Apply the fix that matches the cause you validated. If the issue is proven outside your home network, gather evidence before contacting your provider.

Clear browser and disable extensions

Target cause: Browser cache or extension issues, ad-blocker script deadlocks and stale SSL/TLS session state.

Why it works: Clearing site data and disabling extensions removes local execution loops, corrupted cookies and broken secure handshake state.

Critical step: In Chrome or Chromium browsers, test whether QUIC is involved by typing chrome://flags, searching for Experimental QUIC protocol, and setting it to Disabled. This forces a more compatible TCP path for testing.

Reset device network settings

Target cause: Device network conflicts, stale DHCP leases, hardcoded proxy loops and orphaned VPN routes.

Why it works: Rebuilding the local network stack removes invalid routes so traffic can flow directly to the router again.

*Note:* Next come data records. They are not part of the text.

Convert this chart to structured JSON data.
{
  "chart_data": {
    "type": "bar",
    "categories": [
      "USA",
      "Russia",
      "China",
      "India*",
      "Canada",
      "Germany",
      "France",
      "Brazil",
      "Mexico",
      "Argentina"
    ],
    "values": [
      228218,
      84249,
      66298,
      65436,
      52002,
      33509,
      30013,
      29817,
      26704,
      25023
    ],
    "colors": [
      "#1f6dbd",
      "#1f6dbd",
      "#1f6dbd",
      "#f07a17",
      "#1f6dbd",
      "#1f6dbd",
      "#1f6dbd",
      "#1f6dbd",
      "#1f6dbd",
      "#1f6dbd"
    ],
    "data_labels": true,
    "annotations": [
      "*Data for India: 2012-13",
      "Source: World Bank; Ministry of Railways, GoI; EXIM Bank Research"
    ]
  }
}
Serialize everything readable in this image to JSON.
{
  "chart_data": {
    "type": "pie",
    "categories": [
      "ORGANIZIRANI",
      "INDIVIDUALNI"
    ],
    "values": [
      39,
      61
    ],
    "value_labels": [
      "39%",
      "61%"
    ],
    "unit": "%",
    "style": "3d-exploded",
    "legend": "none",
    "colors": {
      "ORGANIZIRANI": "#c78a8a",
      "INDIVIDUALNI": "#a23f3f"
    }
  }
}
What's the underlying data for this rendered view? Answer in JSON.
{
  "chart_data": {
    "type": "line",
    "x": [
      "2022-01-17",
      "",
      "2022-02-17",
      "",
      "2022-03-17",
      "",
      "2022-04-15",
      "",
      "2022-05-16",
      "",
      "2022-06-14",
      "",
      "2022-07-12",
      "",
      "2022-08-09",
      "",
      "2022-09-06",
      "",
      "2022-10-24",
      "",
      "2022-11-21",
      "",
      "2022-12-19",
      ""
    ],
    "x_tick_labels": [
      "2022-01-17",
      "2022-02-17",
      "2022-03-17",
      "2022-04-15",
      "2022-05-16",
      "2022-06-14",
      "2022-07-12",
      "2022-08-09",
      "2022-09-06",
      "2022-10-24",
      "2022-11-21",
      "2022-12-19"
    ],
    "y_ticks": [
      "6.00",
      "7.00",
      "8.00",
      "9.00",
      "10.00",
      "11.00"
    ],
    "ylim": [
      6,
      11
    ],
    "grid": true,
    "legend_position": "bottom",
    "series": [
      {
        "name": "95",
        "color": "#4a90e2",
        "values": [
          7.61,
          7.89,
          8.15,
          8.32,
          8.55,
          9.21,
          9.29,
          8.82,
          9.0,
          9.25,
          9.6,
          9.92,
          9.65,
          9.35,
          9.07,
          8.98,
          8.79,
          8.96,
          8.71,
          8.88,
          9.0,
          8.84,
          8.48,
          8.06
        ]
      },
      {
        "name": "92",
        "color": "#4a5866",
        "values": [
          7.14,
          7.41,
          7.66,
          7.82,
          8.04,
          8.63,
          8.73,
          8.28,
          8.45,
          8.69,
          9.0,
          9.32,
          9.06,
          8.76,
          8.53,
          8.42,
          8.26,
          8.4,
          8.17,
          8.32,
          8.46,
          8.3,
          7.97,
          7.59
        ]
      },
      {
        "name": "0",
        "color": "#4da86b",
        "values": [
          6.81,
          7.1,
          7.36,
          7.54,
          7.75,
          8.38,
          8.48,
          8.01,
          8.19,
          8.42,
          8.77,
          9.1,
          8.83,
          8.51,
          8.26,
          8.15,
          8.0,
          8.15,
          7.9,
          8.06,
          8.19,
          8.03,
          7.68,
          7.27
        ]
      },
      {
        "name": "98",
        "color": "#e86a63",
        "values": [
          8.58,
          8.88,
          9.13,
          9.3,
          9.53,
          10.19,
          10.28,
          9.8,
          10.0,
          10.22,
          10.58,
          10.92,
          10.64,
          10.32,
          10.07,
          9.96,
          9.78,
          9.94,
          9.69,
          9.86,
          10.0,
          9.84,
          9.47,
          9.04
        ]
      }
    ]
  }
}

Critical step: On Windows, open Command Prompt as Administrator and run netsh int ip reset, then ipconfig /flushdns. On Apple devices, test with Private Relay or Limit IP Address Tracking switched off.

Check DNS and filtering

Target cause: DNS failure, overloaded ISP DNS and parental/security filter false positives.

Why it works: Moving to reliable public DNS can bypass provider lookup delays and stabilise website address translation.

Critical step: In your router or device network settings, test public DNS such as Cloudflare 1.1.1.1 and Google 8.8.8.8. Also remove custom proxy, VPN, parental control or security filter rules while testing.

Escalate only if all devices and sites fail

Target cause: Website/provider routing issues, IPv6 Path MTU Discovery failures and wider routing deadlocks.

Why it works: Escalating only after cross-device, cross-browser testing avoids blaming the provider for a single broken app, browser or device.

Critical step: If multiple websites fail only on home broadband but work on mobile data, record exact browser error codes and test with a reputable VPN. If the VPN fixes the issue, you have strong evidence of a provider routing or peering problem.